Is a college education really like a string quartet? Back in 1966, that was the assertion of economists William Bowen, later president of Princeton, and William Baumol. In a seminal study, Bowen and Baumol used the analogy to show why universities can’t easily improve efficiency.

If you want to perform a proper string quartet, they noted, you can’t cut out the cellist nor can you squeeze in more performances by playing the music faster. But that was then — before MP3s and iPods proved just how freely music could flow. Before Google scanned and digitized 7 million books and Wikipedia users created the world’s largest encyclopedia. Before YouTube Edu and iTunes U made video and audio lectures by the best professors in the country available for free, and before college students built Facebook into the world’s largest social network, changing the way we all share information. Suddenly, it is possible to imagine a new model of education using online resources to serve more students, more cheaply than ever before.
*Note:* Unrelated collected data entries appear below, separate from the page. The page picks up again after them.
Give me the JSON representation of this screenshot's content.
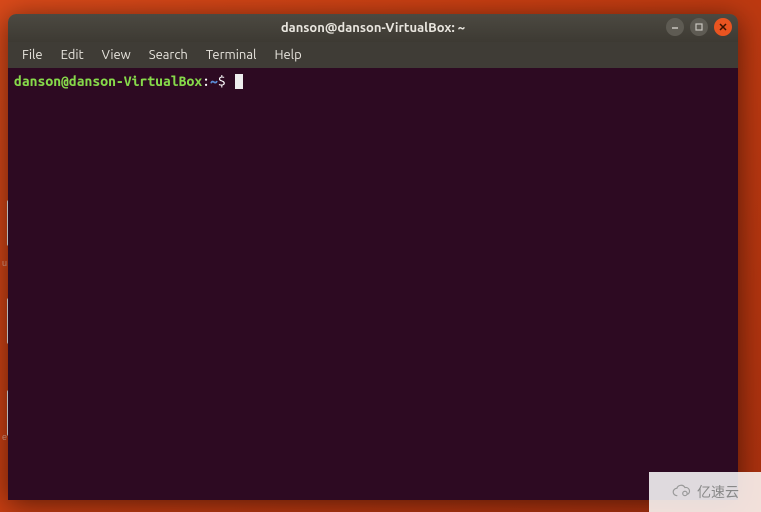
{
  "window": {
    "title": "danson@danson-VirtualBox: ~"
  },
  "menubar": {
    "items": [
      "File",
      "Edit",
      "View",
      "Search",
      "Terminal",
      "Help"
    ]
  },
  "prompt": {
    "user_host": "danson@danson-VirtualBox",
    "colon": ":",
    "path": "~",
    "dollar": "$"
  },
  "launcher_fragments": {
    "label1": "u",
    "label2": "",
    "label3": "e"
  },
  "watermark": {
    "text": "亿速云"
  }
}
But higher education remains, on the whole, a string quartet. MIT’s courseware may be free, yet an MIT degree still costs upward of $189,000. College tuition has gone up more than any other good or service since 1990, and our nation’s students and graduates hold a staggering $714 billion in outstanding student-loan debt. Once the world’s most educated country, the United States today ranks 10th globally in the percentage of young people with postsecondary degrees. “Colleges have become outrageously expensive, yet there remains a general refusal to acknowledge the implications of new technologies,” says Jim Groom, an “instructional technologist” at Virginia’s University of Mary Washington and a prominent voice in the blogosphere for blowing up college as we know it. Groom, a chain-smoker with an ever-present five days’ growth of beard, coined the term “edupunk” to describe the growing movement toward high-tech do-it-yourself education. “Edupunk,” he tells me in the opening notes of his first email, “is about the utter irresponsibility and lethargy of educational institutions and the means by which they are financially cannibalizing
their own mission.”

The edupunks are on the march. From VC-funded startups to the ivied walls of Harvard, new experiments and business models are springing up from entrepreneurs, professors, and students alike. Want a class that’s structured like a role-playing game? An accredited bachelor’s degree for a few thousand dollars? A free, peer-to-peer Wiki university? These all exist today, the overture to a complete educational remix.

The architects of education 2.0 predict that traditional universities that cling to the string-quartet model will find themselves on the wrong side of history, alongside newspaper chains and record stores. “If universities can’t find the will to innovate and adapt to changes in the world around them,” professor David Wiley of Brigham Young University has written, “universities will be irrelevant by 2020.”